Last summer I took a class in screenwriting taught by Corey Mandell, who makes his living teaching folks how to write movies.  As I’ve written, I had mixed feelings about the class, but one of the things I liked about it was Mandell’s approach to story structure.

Mandell says that the main problem with most unproduced screenplays is a lack of conflict.  We spent a good amount of class time talking about how to set up a good conflict.  And how, once the conflict was established, to escalate that conflict.  Because if the conflict doesn’t escalate, it just sits there: the conflict is needed for the story, but the escalation is the story.

Around the time I was taking the class, I competed in Richmond’s 48 Hour Film Project.  I made “Flowers for Daniel,” which you can see here.  I was happy with “Flowers” and pleased with the audience response.  And in a lot of ways, it followed Mandell’s model: there’s an overall conflict throughout the movie, there are specific conflicts in each scene, and the conflicts escalate nicely throughout the film.  I’m happy with how it’s structured.

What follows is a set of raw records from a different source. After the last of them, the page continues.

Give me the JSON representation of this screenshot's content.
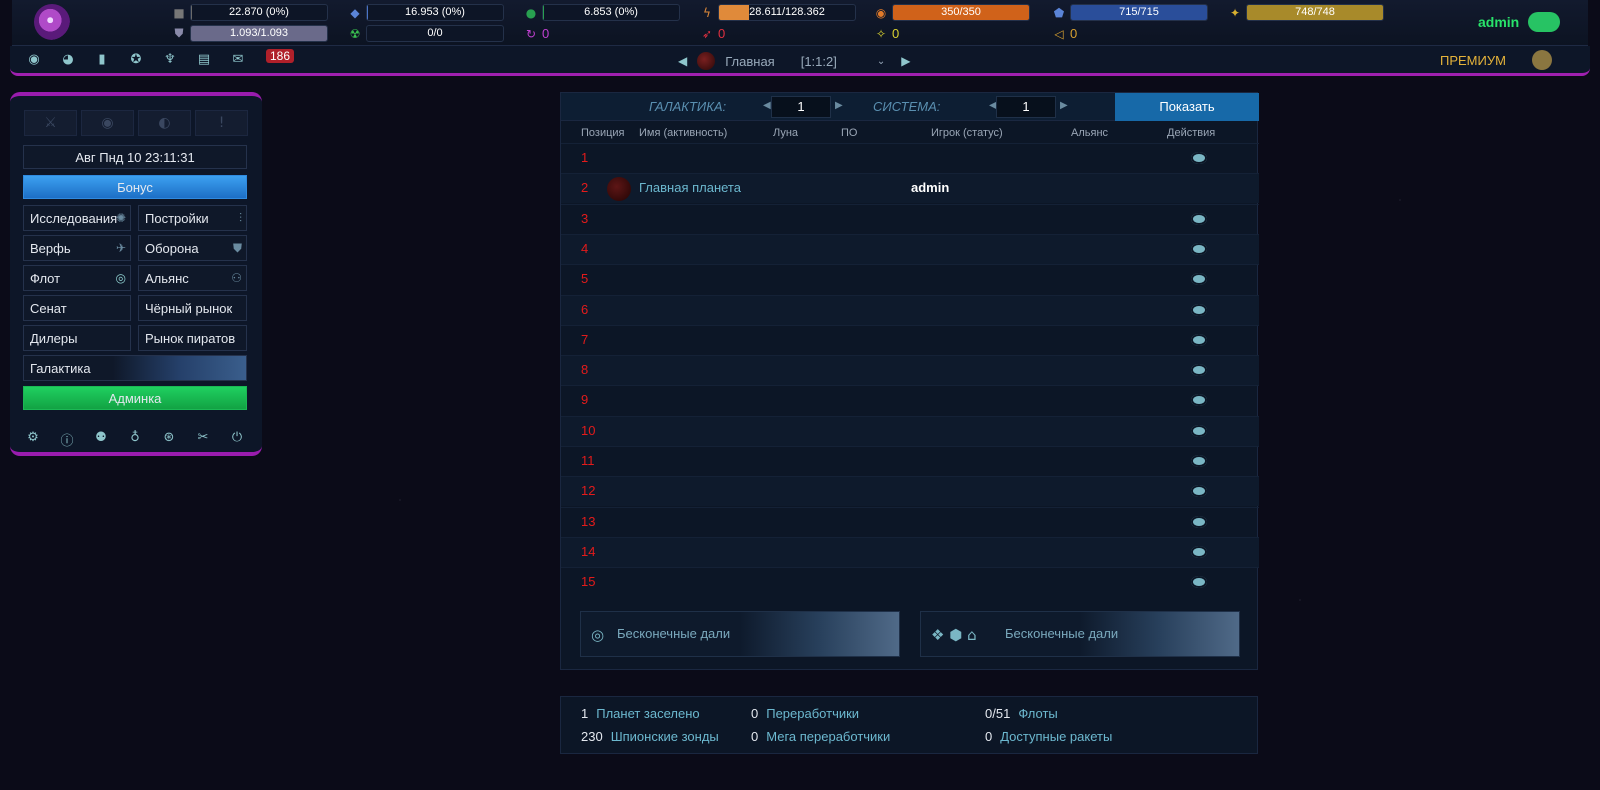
{
  "topbar": {
    "resources": [
      {
        "icon": "metal-icon",
        "value": "22.870 (0%)",
        "color": "#6a6a6a",
        "fill": 0.01
      },
      {
        "icon": "crystal-icon",
        "value": "16.953 (0%)",
        "color": "#4a74c8",
        "fill": 0.01
      },
      {
        "icon": "deuterium-icon",
        "value": "6.853 (0%)",
        "color": "#28a050",
        "fill": 0.01
      },
      {
        "icon": "energy-icon",
        "value": "28.611/128.362",
        "color": "#e08a3a",
        "fill": 0.22
      },
      {
        "icon": "darkmatter-icon",
        "value": "350/350",
        "color": "#d0621a",
        "fill": 1.0
      },
      {
        "icon": "crystal-cap-icon",
        "value": "715/715",
        "color": "#2a4e9a",
        "fill": 1.0
      },
      {
        "icon": "gold-icon",
        "value": "748/748",
        "color": "#a88a2a",
        "fill": 1.0
      }
    ],
    "row2": [
      {
        "icon": "shield-icon",
        "value": "1.093/1.093",
        "color": "#6a6a8a",
        "fill": 1.0
      },
      {
        "icon": "radiation-icon",
        "value": "0/0",
        "color": "#2a8a3a",
        "fill": 0
      }
    ],
    "counters": [
      {
        "icon": "recycle-icon",
        "value": "0",
        "color": "#c040d0"
      },
      {
        "icon": "missile-icon",
        "value": "0",
        "color": "#e03040"
      },
      {
        "icon": "star-icon",
        "value": "0",
        "color": "#d8d030"
      },
      {
        "icon": "trophy-icon",
        "value": "0",
        "color": "#d8a030"
      }
    ],
    "username": "admin"
  },
  "navbar": {
    "message_count": "186",
    "planet_name": "Главная",
    "planet_coords": "[1:1:2]",
    "premium": "ПРЕМИУМ"
  },
  "sidebar": {
    "server_time": "Авг Пнд 10 23:11:31",
    "bonus": "Бонус",
    "menu": [
      [
        "Исследования",
        "Постройки"
      ],
      [
        "Верфь",
        "Оборона"
      ],
      [
        "Флот",
        "Альянс"
      ],
      [
        "Сенат",
        "Чёрный рынок"
      ],
      [
        "Дилеры",
        "Рынок пиратов"
      ]
    ],
    "galaxy": "Галактика",
    "admin": "Админка"
  },
  "galaxy": {
    "galaxy_label": "ГАЛАКТИКА:",
    "galaxy_value": "1",
    "system_label": "СИСТЕМА:",
    "system_value": "1",
    "show_button": "Показать",
    "columns": [
      "Позиция",
      "Имя (активность)",
      "Луна",
      "ПО",
      "Игрок (статус)",
      "Альянс",
      "Действия"
    ],
    "rows": [
      {
        "pos": "1",
        "planet": "",
        "player": ""
      },
      {
        "pos": "2",
        "planet": "Главная планета",
        "player": "admin"
      },
      {
        "pos": "3",
        "planet": "",
        "player": ""
      },
      {
        "pos": "4",
        "planet": "",
        "player": ""
      },
      {
        "pos": "5",
        "planet": "",
        "player": ""
      },
      {
        "pos": "6",
        "planet": "",
        "player": ""
      },
      {
        "pos": "7",
        "planet": "",
        "player": ""
      },
      {
        "pos": "8",
        "planet": "",
        "player": ""
      },
      {
        "pos": "9",
        "planet": "",
        "player": ""
      },
      {
        "pos": "10",
        "planet": "",
        "player": ""
      },
      {
        "pos": "11",
        "planet": "",
        "player": ""
      },
      {
        "pos": "12",
        "planet": "",
        "player": ""
      },
      {
        "pos": "13",
        "planet": "",
        "player": ""
      },
      {
        "pos": "14",
        "planet": "",
        "player": ""
      },
      {
        "pos": "15",
        "planet": "",
        "player": ""
      }
    ],
    "banner_left": "Бесконечные дали",
    "banner_right": "Бесконечные дали"
  },
  "stats": {
    "planets_value": "1",
    "planets_label": "Планет заселено",
    "recyclers_value": "0",
    "recyclers_label": "Переработчики",
    "fleets_value": "0/51",
    "fleets_label": "Флоты",
    "probes_value": "230",
    "probes_label": "Шпионские зонды",
    "mega_value": "0",
    "mega_label": "Мега переработчики",
    "missiles_value": "0",
    "missiles_label": "Доступные ракеты"
  }
}
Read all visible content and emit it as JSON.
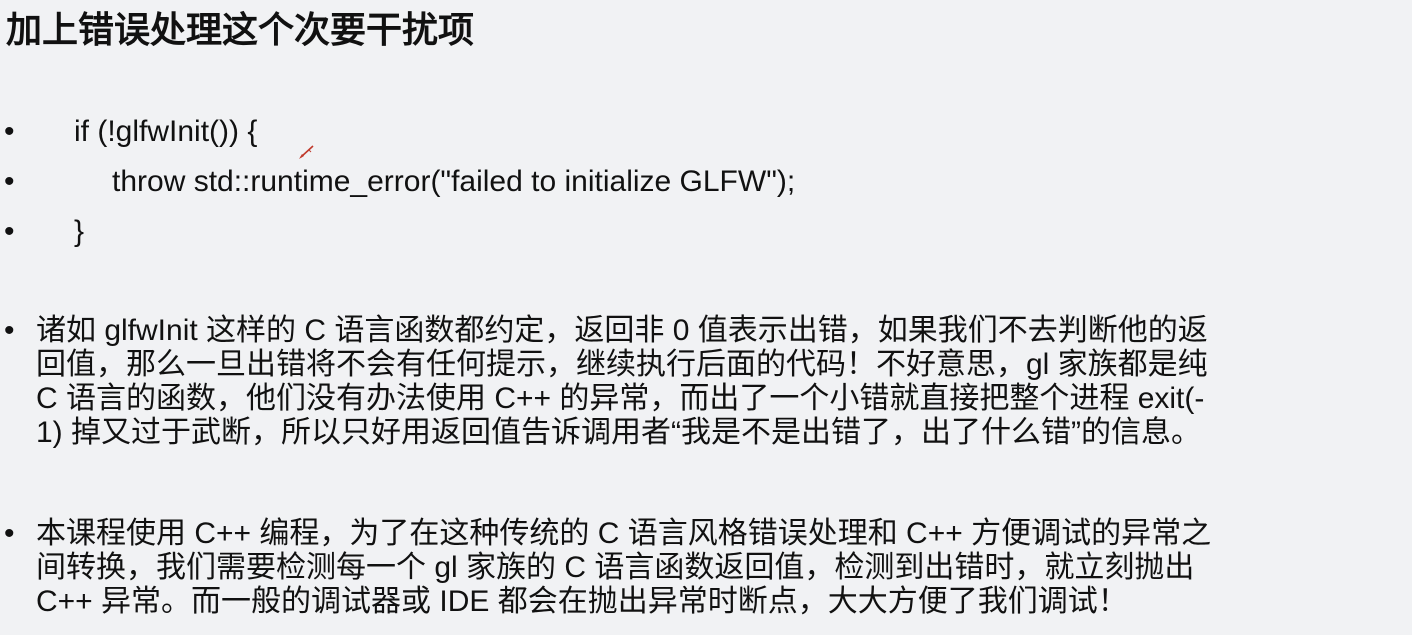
{
  "title": "加上错误处理这个次要干扰项",
  "code": {
    "bullet": "•",
    "lines": [
      "if (!glfwInit()) {",
      "throw std::runtime_error(\"failed to initialize GLFW\");",
      "}"
    ]
  },
  "paragraphs": [
    {
      "bullet": "•",
      "text": "诸如 glfwInit 这样的 C 语言函数都约定，返回非 0 值表示出错，如果我们不去判断他的返\n回值，那么一旦出错将不会有任何提示，继续执行后面的代码！不好意思，gl 家族都是纯\nC 语言的函数，他们没有办法使用 C++ 的异常，而出了一个小错就直接把整个进程 exit(-\n1) 掉又过于武断，所以只好用返回值告诉调用者“我是不是出错了，出了什么错”的信息。"
    },
    {
      "bullet": "•",
      "text": "本课程使用 C++ 编程，为了在这种传统的 C 语言风格错误处理和 C++ 方便调试的异常之\n间转换，我们需要检测每一个 gl 家族的 C 语言函数返回值，检测到出错时，就立刻抛出\nC++ 异常。而一般的调试器或 IDE 都会在抛出异常时断点，大大方便了我们调试！"
    }
  ],
  "icons": {
    "cursor": "pen-cursor-icon"
  },
  "colors": {
    "background": "#f1f2f4",
    "text": "#111111",
    "pen": "#c0392b"
  }
}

However, I learned an important lesson as I sat in the theater watching the film with an audience.  The film got a lot of laughs, which pleased me to no end.  (There’s few feelings so grand as hearing an audience laugh when you want them to laugh.)  But the laughs died down, and there were no laughs at all in the last scene.  (Well, none until the closing credits, when I got a good laugh out of a joke I put in at the very end.)

In thinking about it, I realized that “Flowers” has the wrong ending.  The hook of the film is seeing me play all those parts, and the humor of the movie comes from seeing me in the roles, plus the dialog that plays off having me in those roles.  But the last scene gets serious: at some point I lost track of the fact that I was making a comic film noir and started making a serious film noir, and while there was steadily escalating conflict, that wasn’t enough.

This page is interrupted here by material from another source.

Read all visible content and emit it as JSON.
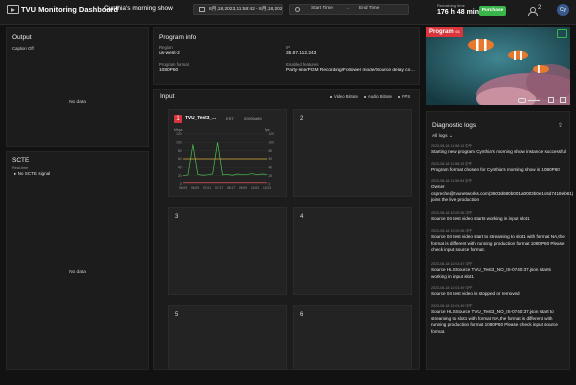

And that leads me to Joe’s rule of escalations.  It’s not enough to escalate conflict: you have to figure out what is special about the movie, and that’s what needs to escalate.  I had done that to some extent: you can see that by looking at the number of roles I play in each scene.

Scene 1: I play two roles, Pete and Sandra.

Scene 2: I play four roles: Pete, the driver, the kid, and the blonde.

Scene 3: I play five roles: Pete, the crime boss, the two goons, and the bartender.

Scene 4: I play two roles, Pete and Sandra.

You can see where I’m going with this.  For the first four scenes, I took the hook and escalated it.  But the last scene, I stepped back from the escalation.  Even though the conflict escalated in that final scene, the hook did not.  To make things worse, the last scene didn’t have any lines playing off the hook.

I’ve toyed with the idea of writing a new ending for Flowers and filming it.  I’m still not sure if I’ll do that, and while I have some ideas, I don’t love any of them.  But clearly, the new ending would require me to play even more parts, and to have more comedy built around that.

But most important of all is this: I need to remember in making future movies to figure out from the beginning what movie I’m making, and to escalate in that line.  If I make a comedy, the ending needs to have more laughs.  If I’m making an action film, the last set piece needs to be the biggest.  If I’m making a horror, the final scares need to be the scariest.

That’s in addition to escalating conflict.  But perhaps, even more important.